The bottom line: Our pipeline is poised to deliver now and in the future. In fact, the new molecular entities in the pipeline can have the potential to deliver aggregate potential peak sales of more than $10 billion.3 And, the momentum is only building as we plan to increase our R&D investment to JPY500-550 billion (~$4.5-5 billion) in FY2021 to accelerate progress in our pipeline.
If the global COVID-19 pandemic taught us one thing, it’s that speed in R&D can be achieved through effective collaboration and partnerships. This is something we’ve long believed and done at Takeda as we innovate through a combination of our world-class internal laboratories and our unique network of research partnerships. Our robust partnership model allows us to access innovation wherever it originates – whether in our lab or one of our partners' – and today, we have more than 200 R&D partnerships.
Equally important is our expertise translating scientific discoveries into meaningful medicines for patients. We have the global capabilities to deliver these life-transforming treatments to patients, bringing our pipeline to life.
To access a replay of our Wave 1 Pipeline Market Call, including presentation slides, visit www.asiamerlion.cn/investors/ir-events.
Some of the statements contained in this communication may constitute forward-looking statements within the meaning of the U.S. federal securities laws. Statements that are not historical facts, including statements about our beliefs and expectations, are forward-looking statements. These statements are not guarantees of future performance and involve risks, uncertainties and assumptions that are difficult to predict. More detailed information about factors that may affect our performance may be found in Takeda’s most recent Annual Report on Form 20-F and Takeda’s other reports filed with the U.S. Securities and Exchange Commission, available on Takeda’s website at: http://www.asiamerlion.cn/investors/sec-filings/ or at www.sec.gov. Takeda does not undertake to update any of the forward-looking statements contained in this communication or any other forward-looking statements it may make, except as required by law or stock exchange rule.

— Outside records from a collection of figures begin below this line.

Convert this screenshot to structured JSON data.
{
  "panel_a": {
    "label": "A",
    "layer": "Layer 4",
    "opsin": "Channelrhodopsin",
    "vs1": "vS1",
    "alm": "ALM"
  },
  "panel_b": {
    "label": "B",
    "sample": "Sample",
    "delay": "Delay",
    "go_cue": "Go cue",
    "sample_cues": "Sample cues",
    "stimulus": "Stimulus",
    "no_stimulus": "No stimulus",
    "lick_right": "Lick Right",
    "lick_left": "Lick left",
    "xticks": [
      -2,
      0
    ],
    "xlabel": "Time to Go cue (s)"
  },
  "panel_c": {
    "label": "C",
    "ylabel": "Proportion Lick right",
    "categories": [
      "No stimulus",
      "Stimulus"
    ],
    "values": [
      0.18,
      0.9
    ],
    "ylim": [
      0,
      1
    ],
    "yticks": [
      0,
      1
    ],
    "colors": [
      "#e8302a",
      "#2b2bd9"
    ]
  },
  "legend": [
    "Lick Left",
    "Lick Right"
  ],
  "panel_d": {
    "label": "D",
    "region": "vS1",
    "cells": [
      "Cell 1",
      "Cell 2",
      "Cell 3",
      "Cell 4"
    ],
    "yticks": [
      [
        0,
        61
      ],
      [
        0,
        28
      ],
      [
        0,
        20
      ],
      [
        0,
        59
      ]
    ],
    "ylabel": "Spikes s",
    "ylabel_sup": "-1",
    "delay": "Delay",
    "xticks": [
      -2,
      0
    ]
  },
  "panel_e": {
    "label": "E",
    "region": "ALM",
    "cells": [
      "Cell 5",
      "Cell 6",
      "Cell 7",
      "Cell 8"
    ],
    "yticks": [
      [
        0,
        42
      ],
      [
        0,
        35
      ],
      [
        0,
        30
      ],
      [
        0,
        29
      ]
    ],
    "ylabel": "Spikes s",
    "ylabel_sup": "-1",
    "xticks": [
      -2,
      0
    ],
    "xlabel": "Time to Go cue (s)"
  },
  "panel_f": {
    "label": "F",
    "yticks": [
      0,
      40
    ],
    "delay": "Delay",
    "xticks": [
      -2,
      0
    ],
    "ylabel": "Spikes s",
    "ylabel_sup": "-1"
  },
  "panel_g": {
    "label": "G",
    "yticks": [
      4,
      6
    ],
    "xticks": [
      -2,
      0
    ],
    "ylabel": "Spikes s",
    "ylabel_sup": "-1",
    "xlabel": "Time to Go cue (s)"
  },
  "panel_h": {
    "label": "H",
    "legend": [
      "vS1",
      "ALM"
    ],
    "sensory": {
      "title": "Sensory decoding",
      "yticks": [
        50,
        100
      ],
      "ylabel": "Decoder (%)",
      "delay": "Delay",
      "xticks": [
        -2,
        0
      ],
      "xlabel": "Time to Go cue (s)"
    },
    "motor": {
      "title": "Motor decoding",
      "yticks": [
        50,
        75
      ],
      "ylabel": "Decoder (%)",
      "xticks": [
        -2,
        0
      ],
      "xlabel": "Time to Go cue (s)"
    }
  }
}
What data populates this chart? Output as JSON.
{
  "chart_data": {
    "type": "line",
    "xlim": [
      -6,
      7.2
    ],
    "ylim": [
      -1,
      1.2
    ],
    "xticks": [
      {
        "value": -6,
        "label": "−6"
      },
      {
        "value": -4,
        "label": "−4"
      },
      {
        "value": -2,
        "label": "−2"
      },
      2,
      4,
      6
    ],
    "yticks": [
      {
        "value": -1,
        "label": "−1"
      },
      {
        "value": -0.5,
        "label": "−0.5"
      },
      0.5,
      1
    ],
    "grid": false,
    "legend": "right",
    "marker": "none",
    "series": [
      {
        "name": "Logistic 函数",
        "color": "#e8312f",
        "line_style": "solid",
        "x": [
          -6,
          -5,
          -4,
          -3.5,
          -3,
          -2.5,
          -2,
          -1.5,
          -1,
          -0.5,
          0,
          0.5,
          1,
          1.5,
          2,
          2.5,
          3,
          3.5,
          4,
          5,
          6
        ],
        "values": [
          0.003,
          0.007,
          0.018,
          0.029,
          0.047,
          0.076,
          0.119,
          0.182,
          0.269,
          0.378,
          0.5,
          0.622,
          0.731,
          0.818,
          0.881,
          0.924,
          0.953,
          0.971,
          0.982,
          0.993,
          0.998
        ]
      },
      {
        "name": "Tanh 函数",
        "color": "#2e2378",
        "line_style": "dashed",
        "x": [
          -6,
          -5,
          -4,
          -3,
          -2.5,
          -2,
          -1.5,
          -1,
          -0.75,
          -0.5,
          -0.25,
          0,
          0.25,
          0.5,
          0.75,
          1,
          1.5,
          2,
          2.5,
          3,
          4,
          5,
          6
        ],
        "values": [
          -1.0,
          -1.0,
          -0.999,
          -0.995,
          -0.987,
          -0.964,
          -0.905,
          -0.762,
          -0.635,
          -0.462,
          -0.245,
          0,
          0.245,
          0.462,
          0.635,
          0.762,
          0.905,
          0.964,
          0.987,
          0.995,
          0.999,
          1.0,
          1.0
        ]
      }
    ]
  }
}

2 Niederwieser, D., Baldomero, H., Atsuta Y et al.One and Half Million Hematopoietic Stem Cell Transplants (HSCT). Dissemination, Trends and Potential to Improve Activity By Telemedicine from the Worldwide Network for Blood and Marrow Transplantation (WBMT).Blood (2019) 134 (Supplement_1): 2035
3 Non-PTS Adjusted figure. Includes incremental revenue not adjusted for Non-PTS Adjusted figure. Includes incremental revenue not adjusted for Probability of Technical Success (PTS) and is not a “forecast” or “target” figure. PTS applies to the probability that a given clinical trial/study will be successful based on a pre-defined endpoints, feasibility and other factors and regulatory bodies will grant approval. Actual future net sales achieved by our commercialized products and pipelines will be different, perhaps materially so, as there is a range of possible outcomes from clinical development, driven by a number of variables, including safety, efficacy and product labelling. If a product is approved, the effect of commercial factors including the patient population, the competitive environment, pricing and reimbursement is also uncertain.